Routledge Handbook of Major Events in Economic History

Routledge Handbook of Major Events in Economic History PDF Author: Randall E. Parker
Publisher: Routledge
ISBN: 1135080801
Category : Business & Economics
Languages : en
Pages : 472

Book Description
The Handbook of Major Events in Economic History aims to introduce readers to the important macroeconomic events of the past two hundred years. The chapters endeavour to explain what went on and why during the most significant economic epochs of the nineteenth, twentieth and early twenty-first centuries and how where we are today fits in this historical timeline. Its short chapters reflect the most up-to-date research and are written by well-known economists who are authorities on their subjects.

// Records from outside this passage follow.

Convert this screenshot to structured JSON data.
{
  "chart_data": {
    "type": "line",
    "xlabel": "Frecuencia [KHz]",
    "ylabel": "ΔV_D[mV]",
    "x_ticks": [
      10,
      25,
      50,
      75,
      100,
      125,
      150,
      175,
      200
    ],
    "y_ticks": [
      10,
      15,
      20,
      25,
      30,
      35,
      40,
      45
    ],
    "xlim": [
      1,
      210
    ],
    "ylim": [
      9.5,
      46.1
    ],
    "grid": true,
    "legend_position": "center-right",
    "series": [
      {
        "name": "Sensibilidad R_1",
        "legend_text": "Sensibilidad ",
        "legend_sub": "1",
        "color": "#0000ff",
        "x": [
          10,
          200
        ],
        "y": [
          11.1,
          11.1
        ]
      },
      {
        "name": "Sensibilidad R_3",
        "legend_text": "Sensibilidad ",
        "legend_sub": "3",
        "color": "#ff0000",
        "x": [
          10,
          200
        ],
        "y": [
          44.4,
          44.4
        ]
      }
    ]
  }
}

The Handbook of Major Events in Economic History was written with the intent of presenting the professional consensus in explaining the economics driving these historical events.

Guide to U.S. Economic Policy

Guide to U.S. Economic Policy PDF Author: Robert E. Wright
Publisher: CQ Press
ISBN: 1483386317
Category : Political Science
Languages : en
Pages : 965

Book Description
Guide to U.S. Economic Policy shows students and researchers how issues and actions are translated into public policies for resolving economic problems (like the Great Recession) or managing economic conflict (like the left-right ideological split over the role of government regulation in markets). Taking an interdisciplinary approach, the guide highlights decision-making cycles requiring the cooperation of government, business, and an informed citizenry to achieve a comprehensive approach to a successful, growth-oriented economic policy. Through 30 topical, operational, and relational essays, the book addresses the development of U.S. economic policies from the colonial period to today; the federal agencies and public and private organizations that influence and administer economic policies; the challenges of balancing economic development with environmental and social goals; and the role of the U.S. in international organizations such as the IMF and WTO. Key Features: 30 essays by experts in the field investigate the fundamental economic, political, social, and process initiatives that drive policy decisions affecting the nation’s economic stability and success. Essential themes traced throughout the chapters include scarcity, wealth creation, theories of economic growth and macroeconomic management, controlling inflation and unemployment, poverty, the role of government agencies and regulations to police markets, Congress vs. the president, investment policies, economic indicators, the balance of trade, and the immediate and long-term costs associated with economic policy alternatives. A glossary of key economic terms and events, a summary of bureaus and agencies charged with economic policy decisions, a master bibliography, and a thorough index appear at the back of the book. This must-have reference for students and researchers is suitable for academic, public, high school, government, and professional libraries.